La «Révolution de jasmin» rêvait d’une Tunisie plus juste. Mais les gouvernements successifs n’ont fait qu’exploser la dette, se liant les mains vis-à-vis des créanciers.
Depuis la chute de Ben Ali en janvier 2011, la dette extérieure tunisienne n’a cessé d’augmenter. D’après Fathi Chamkhi, porte-parole de l’association altermondialiste RAID1, en 2014 le solde est passé à 26 milliards de dinars (15 milliards de francs). «Cela représente une augmentation de 11 milliards de dinars sur quatre ans (2011-2014). Alors qu’en vingt-trois ans de régime Ben Ali, le solde ou l’encours de la dette était passé de 4 à 15 milliards. Cela prouve que la dette a joué un rôle fondamental en tant qu’outil contre-révolutionnaire.»

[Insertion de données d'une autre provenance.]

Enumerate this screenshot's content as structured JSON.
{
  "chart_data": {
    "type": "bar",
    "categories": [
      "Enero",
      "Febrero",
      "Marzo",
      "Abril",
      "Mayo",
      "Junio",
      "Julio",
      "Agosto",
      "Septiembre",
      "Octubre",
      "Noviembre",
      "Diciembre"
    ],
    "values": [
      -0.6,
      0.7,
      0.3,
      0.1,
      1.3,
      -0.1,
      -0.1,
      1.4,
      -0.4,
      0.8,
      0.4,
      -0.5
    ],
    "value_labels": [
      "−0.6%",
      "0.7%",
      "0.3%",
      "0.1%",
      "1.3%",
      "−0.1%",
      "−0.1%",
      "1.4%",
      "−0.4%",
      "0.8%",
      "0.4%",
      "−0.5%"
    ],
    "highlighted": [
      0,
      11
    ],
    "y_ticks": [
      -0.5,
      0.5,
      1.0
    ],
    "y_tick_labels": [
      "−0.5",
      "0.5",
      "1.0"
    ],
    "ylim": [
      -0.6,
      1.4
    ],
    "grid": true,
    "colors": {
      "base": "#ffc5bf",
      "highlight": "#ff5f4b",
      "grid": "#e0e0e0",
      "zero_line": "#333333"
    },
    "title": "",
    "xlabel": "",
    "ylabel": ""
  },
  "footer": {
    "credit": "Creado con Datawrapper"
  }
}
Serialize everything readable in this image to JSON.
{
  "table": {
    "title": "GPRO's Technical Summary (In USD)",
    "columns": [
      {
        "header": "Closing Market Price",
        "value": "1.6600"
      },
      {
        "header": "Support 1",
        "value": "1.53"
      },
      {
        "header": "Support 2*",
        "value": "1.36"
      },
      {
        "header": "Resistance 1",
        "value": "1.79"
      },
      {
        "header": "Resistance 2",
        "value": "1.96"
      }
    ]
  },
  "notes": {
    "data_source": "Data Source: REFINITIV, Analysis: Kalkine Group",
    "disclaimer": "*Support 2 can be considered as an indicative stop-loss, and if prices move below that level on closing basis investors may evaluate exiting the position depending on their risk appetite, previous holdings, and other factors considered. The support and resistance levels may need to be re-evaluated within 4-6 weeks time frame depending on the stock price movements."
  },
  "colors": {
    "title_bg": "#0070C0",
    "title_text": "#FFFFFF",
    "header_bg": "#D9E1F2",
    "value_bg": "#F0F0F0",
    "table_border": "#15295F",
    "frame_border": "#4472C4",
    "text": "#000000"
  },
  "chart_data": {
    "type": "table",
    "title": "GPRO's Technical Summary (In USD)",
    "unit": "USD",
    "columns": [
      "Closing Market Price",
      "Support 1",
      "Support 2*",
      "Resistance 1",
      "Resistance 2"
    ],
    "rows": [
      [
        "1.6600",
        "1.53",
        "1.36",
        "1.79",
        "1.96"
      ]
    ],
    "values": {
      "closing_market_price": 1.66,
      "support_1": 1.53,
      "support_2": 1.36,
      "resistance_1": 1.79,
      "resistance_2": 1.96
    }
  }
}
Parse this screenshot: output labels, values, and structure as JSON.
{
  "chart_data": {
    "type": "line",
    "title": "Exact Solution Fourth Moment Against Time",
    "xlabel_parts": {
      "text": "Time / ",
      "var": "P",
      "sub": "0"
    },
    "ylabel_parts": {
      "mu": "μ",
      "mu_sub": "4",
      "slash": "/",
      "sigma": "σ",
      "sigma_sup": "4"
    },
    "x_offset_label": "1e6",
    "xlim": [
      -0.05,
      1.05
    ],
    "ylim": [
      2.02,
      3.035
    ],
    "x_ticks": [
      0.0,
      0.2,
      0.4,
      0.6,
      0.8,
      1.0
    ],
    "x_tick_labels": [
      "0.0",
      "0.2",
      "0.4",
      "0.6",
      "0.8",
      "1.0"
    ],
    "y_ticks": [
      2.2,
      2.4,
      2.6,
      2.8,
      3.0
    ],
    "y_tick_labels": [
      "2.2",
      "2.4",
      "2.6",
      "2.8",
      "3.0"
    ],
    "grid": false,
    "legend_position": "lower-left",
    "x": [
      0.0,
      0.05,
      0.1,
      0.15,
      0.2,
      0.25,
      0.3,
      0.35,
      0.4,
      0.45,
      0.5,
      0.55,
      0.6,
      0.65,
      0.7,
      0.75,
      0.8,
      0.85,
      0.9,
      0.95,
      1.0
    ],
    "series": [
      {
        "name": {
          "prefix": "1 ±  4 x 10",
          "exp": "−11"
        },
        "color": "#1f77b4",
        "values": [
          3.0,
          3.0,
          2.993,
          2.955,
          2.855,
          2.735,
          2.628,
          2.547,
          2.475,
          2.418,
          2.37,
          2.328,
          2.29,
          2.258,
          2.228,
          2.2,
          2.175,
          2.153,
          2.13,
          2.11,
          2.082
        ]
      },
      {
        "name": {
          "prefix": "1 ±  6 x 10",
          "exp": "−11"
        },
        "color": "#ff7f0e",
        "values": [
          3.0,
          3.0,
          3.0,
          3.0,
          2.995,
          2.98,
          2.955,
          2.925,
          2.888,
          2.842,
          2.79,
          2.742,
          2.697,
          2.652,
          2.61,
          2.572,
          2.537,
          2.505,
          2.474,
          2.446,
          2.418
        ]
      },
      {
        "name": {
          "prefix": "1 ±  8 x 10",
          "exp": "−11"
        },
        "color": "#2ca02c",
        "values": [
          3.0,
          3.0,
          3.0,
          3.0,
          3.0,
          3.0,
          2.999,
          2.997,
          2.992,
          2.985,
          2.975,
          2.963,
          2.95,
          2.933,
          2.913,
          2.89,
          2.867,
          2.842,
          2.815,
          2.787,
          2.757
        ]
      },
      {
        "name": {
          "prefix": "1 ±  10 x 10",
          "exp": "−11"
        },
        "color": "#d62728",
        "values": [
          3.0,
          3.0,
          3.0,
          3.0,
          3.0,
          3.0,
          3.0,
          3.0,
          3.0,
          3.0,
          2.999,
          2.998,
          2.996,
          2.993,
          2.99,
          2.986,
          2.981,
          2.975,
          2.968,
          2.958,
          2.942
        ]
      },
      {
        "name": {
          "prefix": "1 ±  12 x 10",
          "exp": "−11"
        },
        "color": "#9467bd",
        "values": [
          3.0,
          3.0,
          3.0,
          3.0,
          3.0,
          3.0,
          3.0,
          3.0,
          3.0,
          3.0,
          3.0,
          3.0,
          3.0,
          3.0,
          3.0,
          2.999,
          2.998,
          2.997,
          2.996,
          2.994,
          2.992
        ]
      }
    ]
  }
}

Comment expliquer cette évolution? Pour M. Chamkhi, après la révolution, la dette a servi de mécanisme de compensation. «La Tunisie est une économie néocoloniale, qui a besoin de devises pour fonctionner. Cette réserve de devises était alimentée par différentes sources comme le tourisme, les exportations de phosphate, etc. Toutes ces sources ont été affectées par la révolution, elles se sont affaiblies. Et qu’est-ce qui a pris le relais, qu’est-ce qui a compensé le manque? C’est la dette. Elle a joué un rôle stratégique.»
Levier de pouvoir colonial
Mais aussi un rôle politique: «La dette sert aussi à mettre en sursis, et au besoin à étrangler un pays qui pourrait avoir envie de remettre en cause le paiement de celle-ci», poursuit-il. En 2013, le gouvernement provisoire, contournant l’Assemblée nationale constituante, avait signé un accord de confirmation avec le Fonds monétaire international (FMI) pour un montant de 1,75 milliard de dollars (1,54 milliard de francs), conditionné par un programme d’ajustements structurels.
Le premier ministre Mehdi Jomaa n’a pas oublié de le rappeler au début du mois de mars, quand il a annoncé au pays qu’il se trouvait «dans une situation économique difficile» et a appelé la population à «faire des sacrifices». «Les réformes structurelles sont indispensables, le dialogue économique et social les définira, mais il n’y aura pas de nouveaux recrutements dans la fonction publique à l’horizon 2014», a-t-il précisé.
De son côté, l’Union européenne a décidé d’utiliser à la fois la carotte et le bâton. Elle propose d’accorder un nouveau prêt de 300 millions d’euros (365 millions de francs) à condition que la Tunisie applique à la lettre les mesures d’ajustement imposées par le FMI en 2013. L’assistance macro-financière sera notamment conditionnée par «un bilan satisfaisant continu en ce qui concerne la mise en œuvre d’un programme d’action comportant des mesures fortes d’ajustement et de réforme structurelle soutenues par un arrangement sur les crédits du FMI qui ne soit pas un arrangement de précaution», peut-on lire dans le rapport de la Commission de commerce international du parlement.
Sur le terrain social, et après le mouvement contestataire de janvier dernier qui a mené à l’instauration d’un gouvernement de «technocrates» (avec à sa tête Mehdi Jomaa, malgré tout ancien ministre de l’Industrie du gouvernement de l’islamiste Ali Larayedh), les luttes semblent bloquées. Alors que des élections doivent avoir lieu au cours du premier semestre 2014, les partis politiques de gauche paraissent paralysés face à Ennahda, la branche tunisienne des Frères musulmans, et empêtrés dans une alliance controversée – le Front de salut national – avec la droite libérale.
30% des jeunes diplômés au chômage
Le constat est semblable au niveau du syndicat UGTT (Union générale tunisienne du travail), mais la ligne de conciliation de la direction ne fait pas nécessairement l’unanimité à la base. «L’UGTT, avec ses militants syndicalistes révolutionnaires, pousse pour la continuation du processus au niveau social, mais le bureau exécutif national tend vers le calme et la paix sociale», explique Abdessalem Hidouri, professeur de philosophie et membre du bureau syndical de l’enseignement secondaire à Sidi Bouzid.
Alors qu’environ 15% de la population active reste sans emploi et que ce taux dépasse les 30% chez les jeunes diplômés, un jeune militant ironise: «Ici, en Tunisie, vous passez directement de membre de l’Union générale des étudiants de Tunisie (UGTT) à membre de l’Union des diplômés chômeurs (UDC).»
1.Membre des réseaux du Comité pour l’annulation de la dette du tiers monde (CADTM) et d’Attac.